Both Whartons turned on her, Blackthorne with a black brow arched in question and Lindsey with both black brows arrowed down.

“Are you suggesting—” Lindsey began.

“I’m only saying that affairs of the heart are usually conducted in private—even between twins,” Josie interrupted. “At least, that was my experience with my twin sisters, Hannah and Henrietta.”

“Your twin sisters kept secrets from each other?”

“They were closer than two peas in a pod for their entire lives—before they began their courtships. But when my sister Hannah married, she told Hetty nothing of her experiences with Mr. McMurtry. And when Hetty fell in love, she refused to share her feelings with Hannah.”

Josie realized she was stretching the truth a bit to suggest that Hannah had been courted by Mr. McMurtry.
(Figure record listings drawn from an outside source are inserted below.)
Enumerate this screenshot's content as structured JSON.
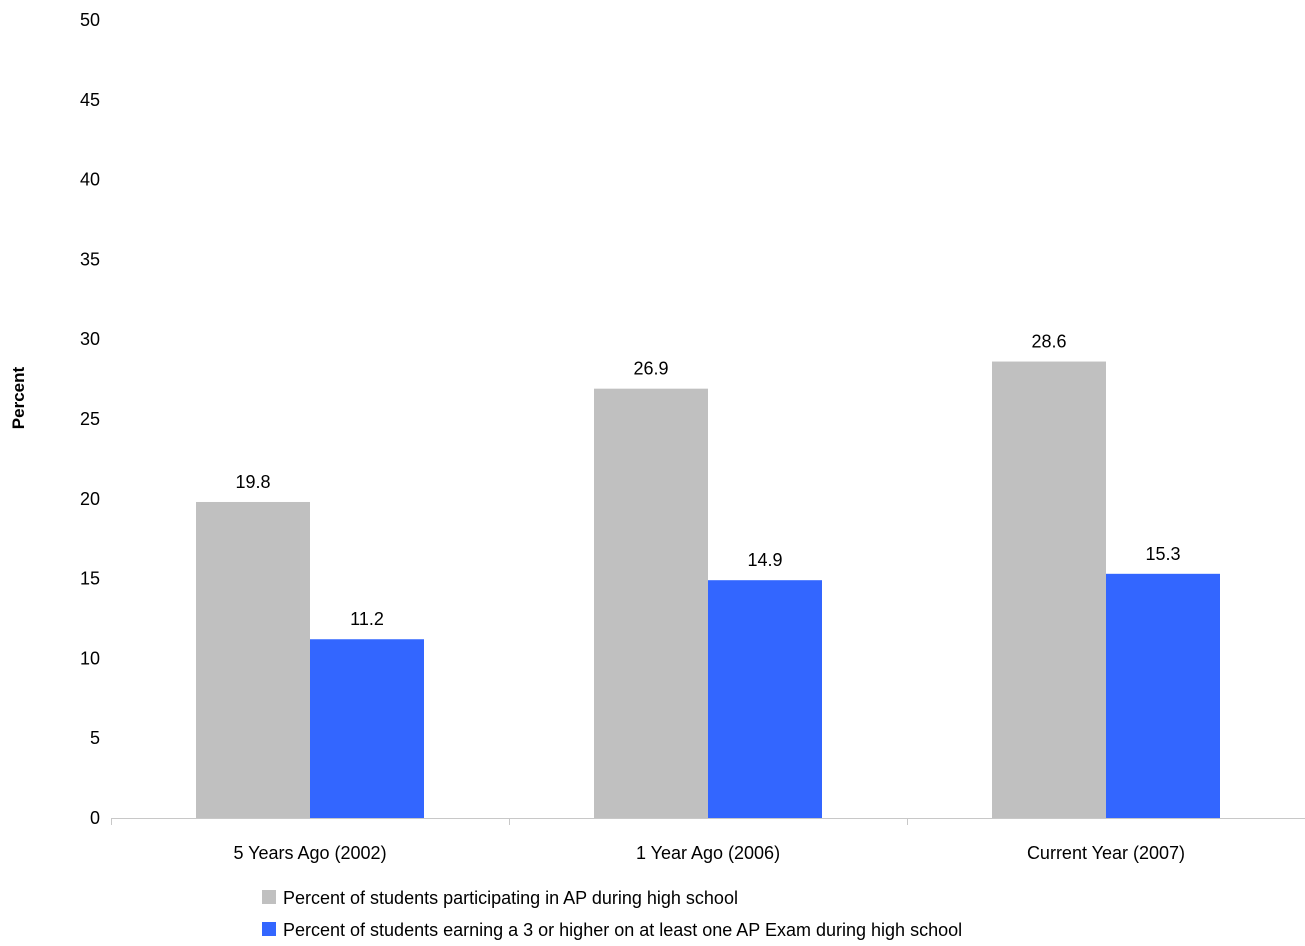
{
  "chart_data": {
    "type": "bar",
    "title": "",
    "xlabel": "",
    "ylabel": "Percent",
    "ylim": [
      0,
      50
    ],
    "yticks": [
      0,
      5,
      10,
      15,
      20,
      25,
      30,
      35,
      40,
      45,
      50
    ],
    "grid": false,
    "legend_position": "bottom",
    "categories": [
      "5 Years Ago (2002)",
      "1 Year Ago (2006)",
      "Current Year (2007)"
    ],
    "series": [
      {
        "name": "Percent of students participating in AP during high school",
        "color": "#c0c0c0",
        "values": [
          19.8,
          26.9,
          28.6
        ],
        "labels": [
          "19.8",
          "26.9",
          "28.6"
        ]
      },
      {
        "name": "Percent of students earning a 3 or higher on at least one AP Exam during high school",
        "color": "#3366ff",
        "values": [
          11.2,
          14.9,
          15.3
        ],
        "labels": [
          "11.2",
          "14.9",
          "15.3"
        ]
      }
    ]
  }
}
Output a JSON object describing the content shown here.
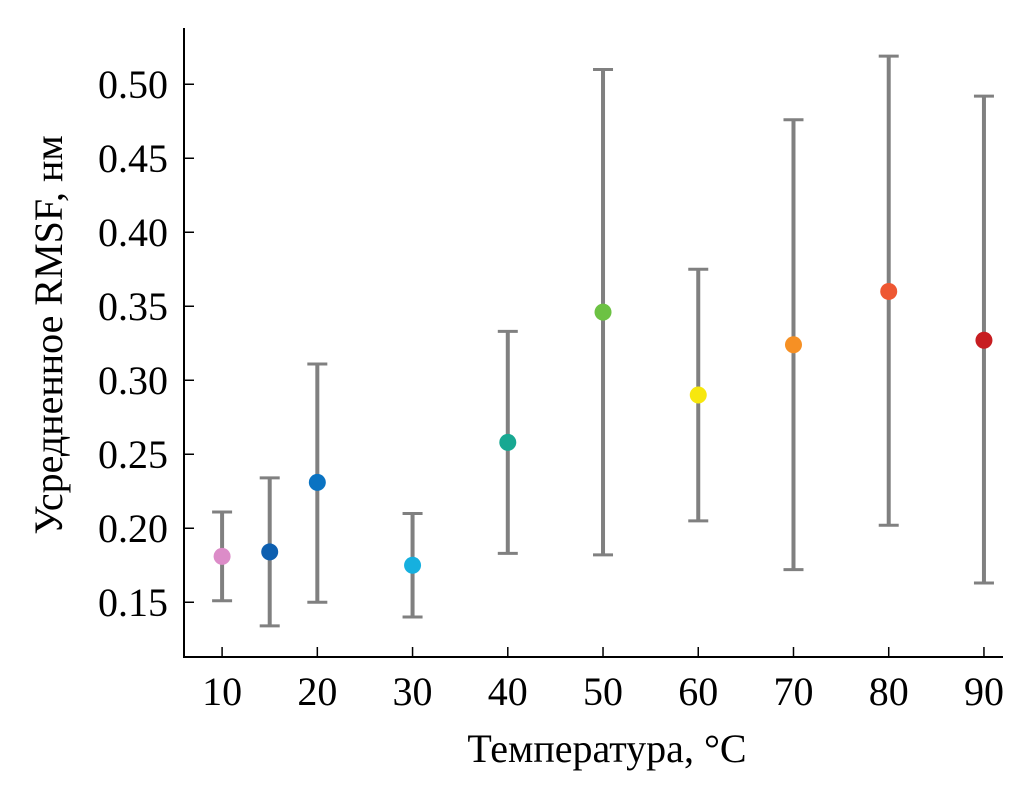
{
  "chart_data": {
    "type": "scatter",
    "title": "",
    "xlabel": "Температура, °C",
    "ylabel": "Усредненное RMSF, нм",
    "x_ticks": [
      10,
      20,
      30,
      40,
      50,
      60,
      70,
      80,
      90
    ],
    "x_tick_labels": [
      "10",
      "20",
      "30",
      "40",
      "50",
      "60",
      "70",
      "80",
      "90"
    ],
    "y_ticks": [
      0.15,
      0.2,
      0.25,
      0.3,
      0.35,
      0.4,
      0.45,
      0.5
    ],
    "y_tick_labels": [
      "0.15",
      "0.20",
      "0.25",
      "0.30",
      "0.35",
      "0.40",
      "0.45",
      "0.50"
    ],
    "xlim": [
      6,
      92
    ],
    "ylim": [
      0.113,
      0.538
    ],
    "grid": false,
    "error_bar_color": "#808080",
    "points": [
      {
        "x": 10,
        "y": 0.181,
        "low": 0.151,
        "high": 0.211,
        "color": "#DC8CC8"
      },
      {
        "x": 15,
        "y": 0.184,
        "low": 0.134,
        "high": 0.234,
        "color": "#0D5FB0"
      },
      {
        "x": 20,
        "y": 0.231,
        "low": 0.15,
        "high": 0.311,
        "color": "#0A73C2"
      },
      {
        "x": 30,
        "y": 0.175,
        "low": 0.14,
        "high": 0.21,
        "color": "#16B0DF"
      },
      {
        "x": 40,
        "y": 0.258,
        "low": 0.183,
        "high": 0.333,
        "color": "#18A892"
      },
      {
        "x": 50,
        "y": 0.346,
        "low": 0.182,
        "high": 0.51,
        "color": "#6CC243"
      },
      {
        "x": 60,
        "y": 0.29,
        "low": 0.205,
        "high": 0.375,
        "color": "#F7E70E"
      },
      {
        "x": 70,
        "y": 0.324,
        "low": 0.172,
        "high": 0.476,
        "color": "#F69024"
      },
      {
        "x": 80,
        "y": 0.36,
        "low": 0.202,
        "high": 0.519,
        "color": "#EE5732"
      },
      {
        "x": 90,
        "y": 0.327,
        "low": 0.163,
        "high": 0.492,
        "color": "#C71D21"
      }
    ]
  }
}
She’d found her husband by answering an advertisement in the Chicago Herald for a mail-order bride. And Hetty had been so resentful of Hannah’s interference in her love life, that she’d ignored her sister’s admonitions, and ended up causing two jealous men to kill each other over her. But Josie could honestly say that, before they’d allowed a man—or two—into their lives, her twin sisters had been as thick as thieves.

Precisely because Lindsey had been kept in the dark by her twin, Josie would have wagered every penny she had left of her inheritance that Lark’s adventure involved a romance with some gentleman. And because of how closely Lark was watched, that gentleman was most likely someone in whose company she often found herself, like Blackthorne’s best friend, the Earl of Seaton.

A maid arrived in the hallway and said to Josie, “You have a visitor, Your Grace.”

“Me?” Josie didn’t have a single friend in London and couldn’t imagine anyone calling on her, especially at the dowager duchess’s home. “Who is it?”

“He won’t give his name. The gentleman just says you should come at once.”

Blackthorne turned to his sister and said, “Dry your tears and come downstairs. We’ll see you shortly.”

Then he took Josie’s hand possessively in his and started down the hall. “I suppose we’d better see who’s come to visit you.”